Auch Garwulf überkommt Schwermut bei den vielen schlechten Nachrichten und seine Gedanken richten sich in weite Ferne. Seine Stimme ist ruhig als er von dem Fluss und dem Wasser darin spricht, als wäre es ein eigenes Lebewesen, ein Geist des Wassers der weit reisen und viel sehen kann. Eine seltsame Vorstellung, aber eine schöne, fast tröstliche. Denn auch wenn sie alle eines Tages vergangen und begraben sind, so fließ das Wasser immer weiter, springt gluckernd und fröhlich über die Steine und kümmert sich nicht um die Sorgen von vergänglichen Menschen.

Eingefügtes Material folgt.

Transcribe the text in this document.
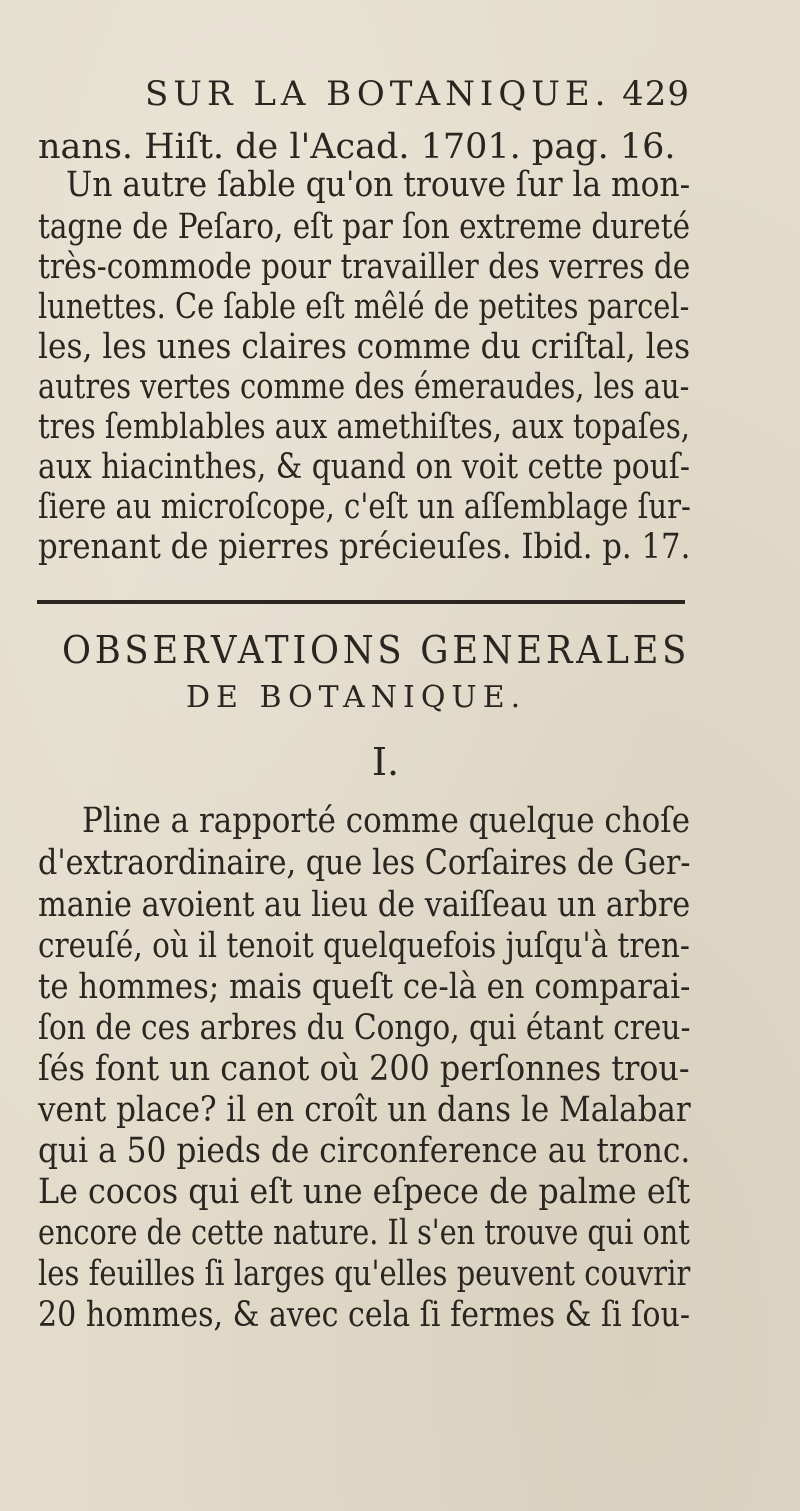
SUR LA BOTANIQUE. 429
nans. Hiſt. de l'Acad. 1701. pag. 16.
Un autre ſable qu'on trouve ſur la mon-
tagne de Peſaro, eſt par ſon extreme dureté
très-commode pour travailler des verres de
lunettes. Ce ſable eſt mêlé de petites parcel-
les, les unes claires comme du criſtal, les
autres vertes comme des émeraudes, les au-
tres ſemblables aux amethiſtes, aux topaſes,
aux hiacinthes, & quand on voit cette pouſ-
ſiere au microſcope, c'eſt un aſſemblage ſur-
prenant de pierres précieuſes. Ibid. p. 17.
OBSERVATIONS GENERALES
DE BOTANIQUE.
I.
Pline a rapporté comme quelque choſe
d'extraordinaire, que les Corſaires de Ger-
manie avoient au lieu de vaiſſeau un arbre
creuſé, où il tenoit quelquefois juſqu'à tren-
te hommes; mais queſt ce-là en comparai-
ſon de ces arbres du Congo, qui étant creu-
ſés font un canot où 200 perſonnes trou-
vent place? il en croît un dans le Malabar
qui a 50 pieds de circonference au tronc.
Le cocos qui eſt une eſpece de palme eſt
encore de cette nature. Il s'en trouve qui ont
les feuilles ſi larges qu'elles peuvent couvrir
20 hommes, & avec cela ſi fermes & ſi ſou-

Kaum jedoch hat sie ihn auf die Geräusche aufmerksam gemacht, wird aus dem stillen Dichter, der vorsichtige Krieger, als den sie ihn kennen gelernt hat. Er befreit sich von seiner Last, zieht sein Schwert und positioniert sich vor ihr, um sie schützen zu können. Bereit sich jedem Feind und jeder Gefahr zu stellen, fordert er denjenigen, der das Pferd gelenkt hat auf, sich zu erkennen zu geben.

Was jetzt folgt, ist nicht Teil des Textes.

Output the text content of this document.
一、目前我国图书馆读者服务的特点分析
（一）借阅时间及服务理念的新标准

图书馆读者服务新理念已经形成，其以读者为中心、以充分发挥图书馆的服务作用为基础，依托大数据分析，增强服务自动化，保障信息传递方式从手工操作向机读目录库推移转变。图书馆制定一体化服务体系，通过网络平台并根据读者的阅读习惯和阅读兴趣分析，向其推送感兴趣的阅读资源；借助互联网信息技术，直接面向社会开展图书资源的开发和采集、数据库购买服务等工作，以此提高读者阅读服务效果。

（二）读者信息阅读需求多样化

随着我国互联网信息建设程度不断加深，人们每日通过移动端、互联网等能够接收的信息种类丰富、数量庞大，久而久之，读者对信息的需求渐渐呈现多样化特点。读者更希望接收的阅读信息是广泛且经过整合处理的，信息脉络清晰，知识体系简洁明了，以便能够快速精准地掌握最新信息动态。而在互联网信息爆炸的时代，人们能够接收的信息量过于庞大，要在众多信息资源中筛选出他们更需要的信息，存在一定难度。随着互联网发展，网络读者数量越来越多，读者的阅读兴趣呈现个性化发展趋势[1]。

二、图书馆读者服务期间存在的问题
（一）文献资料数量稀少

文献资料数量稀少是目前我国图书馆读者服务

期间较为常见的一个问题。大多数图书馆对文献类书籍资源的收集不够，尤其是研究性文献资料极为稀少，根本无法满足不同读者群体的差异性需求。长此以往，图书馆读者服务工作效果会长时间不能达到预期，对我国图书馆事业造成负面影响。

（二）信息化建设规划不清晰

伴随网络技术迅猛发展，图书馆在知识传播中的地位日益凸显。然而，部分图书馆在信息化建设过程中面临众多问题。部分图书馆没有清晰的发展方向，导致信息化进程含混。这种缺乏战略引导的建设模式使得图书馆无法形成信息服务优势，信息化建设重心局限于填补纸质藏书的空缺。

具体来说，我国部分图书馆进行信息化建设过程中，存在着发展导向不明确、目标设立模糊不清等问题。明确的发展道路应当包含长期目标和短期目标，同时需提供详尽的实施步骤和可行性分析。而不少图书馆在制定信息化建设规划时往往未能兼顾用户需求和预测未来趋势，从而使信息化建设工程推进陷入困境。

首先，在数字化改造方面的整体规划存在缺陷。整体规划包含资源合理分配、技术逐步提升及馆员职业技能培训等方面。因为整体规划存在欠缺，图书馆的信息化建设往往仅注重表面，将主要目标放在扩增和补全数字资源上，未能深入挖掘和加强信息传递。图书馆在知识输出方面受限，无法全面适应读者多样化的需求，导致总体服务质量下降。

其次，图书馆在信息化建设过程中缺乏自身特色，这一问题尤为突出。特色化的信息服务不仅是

Nala, die mit keiner Aufregung mehr gerechnet hat, weicht einen Schritt zurück und will Garwulf doch nicht allein lassen. Im Zweifel wird sie Hilfe aus dem Haupthaus holen, aber vielleicht es ist ja gar nicht notwendig.
Aus der Schwärze der Nacht schält sich der Umriss eines hoch gewachsenen Mannes, mit dunklen Haaren, dunklen Augen und dunklem Gewand. Er führt ein schönes, beeindruckendes Pferd an einer Leine, das schwer schnauft und nassgeschwitzt ist. Nala fällt es viel leichter das Tier einzuschätzen, als den Mann. Es scheint ein Hengst zu sein, mit langen, geraden Glieder die für einen schnellen Ritt taugen. Es ist eindeutig kein Ackergaul oder ein Kutschpferd und noch dazu wohl genährt und gut gepflegt. Das Zaumzeug scheint von guter Qualität, doch nicht zu edel oder protzig. Dies zu dem Bogen auf dem Rücken des Mannes gerechnet, steht vor ihnen wohl kein Händler oder Viehhirte. Vielleicht ein weit reisender Jäger oder ein Kundschafter? Nala versteht zu wenig von diesen Dingen um sich wirklich ein Bild machen zu können.
Der Mann spricht mit belegter Stimme, die von Erschöpfung nach einem harten Ritt zeugen könnte, davon, dass er und andere Überfallen wurden und er als einziger mit dem Leben davonkommen konnte. Er beteuert Hilfe zu suchen und keine bösen Absichten zu hegen. Vorsichtig geht Nala einen Schritt näher heran um ihr Gegenüber besser einschätzen zu können.
„Zeig uns dein Gesicht und verrate uns woher du gekommen bist“ verlangt die junge Frau, wie sie es bei anderen Begegnungen mit Fremden beobachtet hat. „Und wenn du wirklich ein Freund bist, so packe deine Waffen in die Taschen an deinem Pferd, damit wir deine guten Absichten sehen!“ fiel es ihr spontan ein.